By 1941 there were already signs of mounting discontent due to the inadequate food supply. In Belgium and France, the official ration allocated to 'normal consumers' of as little as 1,300 calories per day, was an open invitation to resort to the black market. Daily allocations in Norway and the Czech Protectorate hovered around 1,600 calories

well that's fine i'll just intensify agricultural production with fertilizers. wait. what's that? The explosive industry needs the same inputs?
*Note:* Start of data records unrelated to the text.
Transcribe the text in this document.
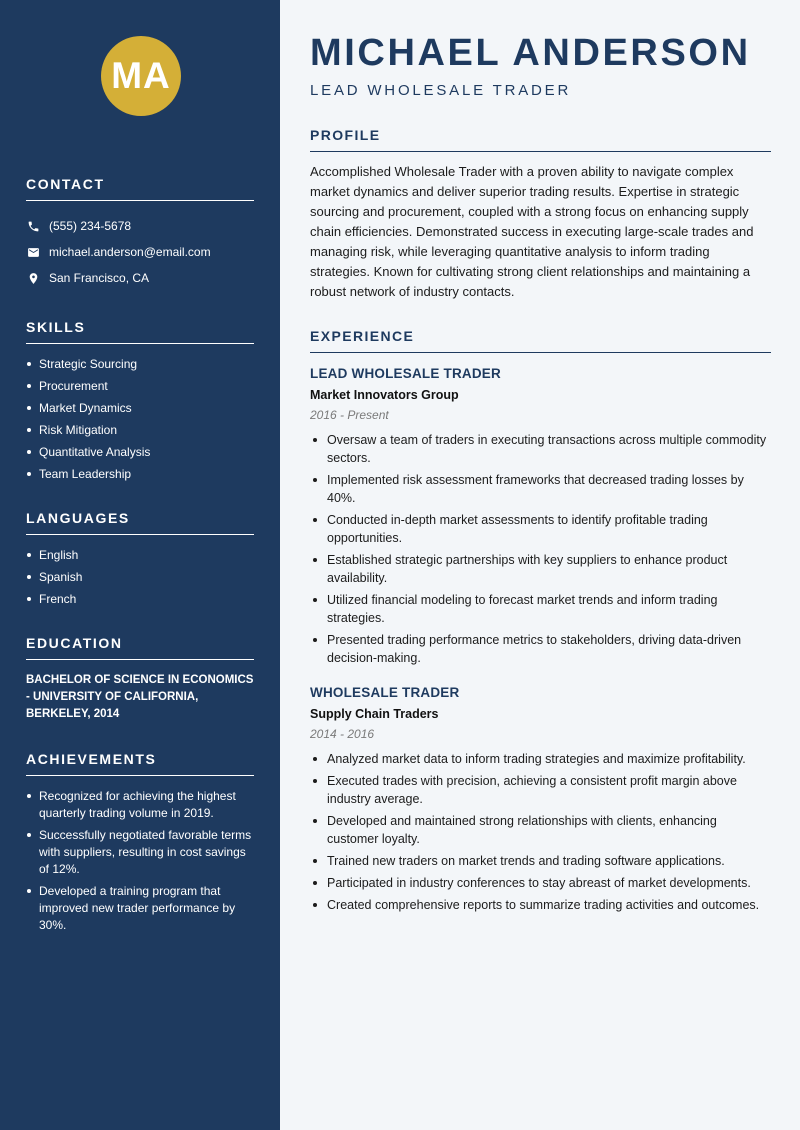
MA
CONTACT
(555) 234-5678
michael.anderson@email.com
San Francisco, CA
SKILLS
Strategic Sourcing
Procurement
Market Dynamics
Risk Mitigation
Quantitative Analysis
Team Leadership
LANGUAGES
English
Spanish
French
EDUCATION

BACHELOR OF SCIENCE IN ECONOMICS - UNIVERSITY OF CALIFORNIA, BERKELEY, 2014

ACHIEVEMENTS
Recognized for achieving the highest quarterly trading volume in 2019.
Successfully negotiated favorable terms with suppliers, resulting in cost savings of 12%.
Developed a training program that improved new trader performance by 30%.
MICHAEL ANDERSON
LEAD WHOLESALE TRADER
PROFILE

Accomplished Wholesale Trader with a proven ability to navigate complex market dynamics and deliver superior trading results. Expertise in strategic sourcing and procurement, coupled with a strong focus on enhancing supply chain efficiencies. Demonstrated success in executing large-scale trades and managing risk, while leveraging quantitative analysis to inform trading strategies. Known for cultivating strong client relationships and maintaining a robust network of industry contacts.

EXPERIENCE
LEAD WHOLESALE TRADER
Market Innovators Group
2016 - Present
Oversaw a team of traders in executing transactions across multiple commodity sectors.
Implemented risk assessment frameworks that decreased trading losses by 40%.
Conducted in-depth market assessments to identify profitable trading opportunities.
Established strategic partnerships with key suppliers to enhance product availability.
Utilized financial modeling to forecast market trends and inform trading strategies.
Presented trading performance metrics to stakeholders, driving data-driven decision-making.
WHOLESALE TRADER
Supply Chain Traders
2014 - 2016
Analyzed market data to inform trading strategies and maximize profitability.
Executed trades with precision, achieving a consistent profit margin above industry average.
Developed and maintained strong relationships with clients, enhancing customer loyalty.
Trained new traders on market trends and trading software applications.
Participated in industry conferences to stay abreast of market developments.
Created comprehensive reports to summarize trading activities and outcomes.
But French grain yields depended, as they did in Germany, on large quantities of nitrogen-based fertilizer, which could be supplied only at the expense of the production of explosives. And like German agriculture, the farms of Western Europe depended on huge herds of draught animals and on the daily labour of millions of farm workers. The removal of horses, manpower, fertilizer and animal feed that followed the outbreak of war set off a disastrous chain reaction in the delicate ecology of European peasant farming. By the summer of 1940, Germany was facing a Europe- wide agricultural crisis. Danish farmers began systematically to cull their swine herds and poultry flocks. Dutch yields steadily deteriorated in line with the fall in fertilizer supplies. Most dramatic of all was the situation in France, where the grain harvest in 1940 was less than half what it had been in 1938.

This is fine

By the late spring of 1941, stocks of coal in Germany were virtually non-existent and output was well short of requirement. At a meeting of the Four Year Plan at the end of June, General Hanneken reported that the German Grossraum faced an overall coal deficit of roughly 40 million tons. This reflected both the lagging production of the pits and the ever-increasing demands of Ger man industry. As a result, the occupied territories were being supplied at a rate of only 60 per cent of requirement. Within Germany, the steel industry was having its coal consumption throttled by 15 per cent and there was the threat that this might soon be increased to 25 per cent. Even the producers of electricity and gas could no longer be exempt. Cutting the coal allocated to households was not an option, since to ensure the continuity of industrial supplies in the first half of 1941, inadequate preparations had been made for laying in the necessary household stocks for the coming winter

pg 497

Behold. The masterpiece of Nazi Economic Gleichschaltung. The Party will Coordinate the whole economy. Industry and Community will become one. And shortages will become a thing of the past. The stern hand of the Leader will ensure that economic inefficiency, which is only a result of profiteering and sloth, will disappear.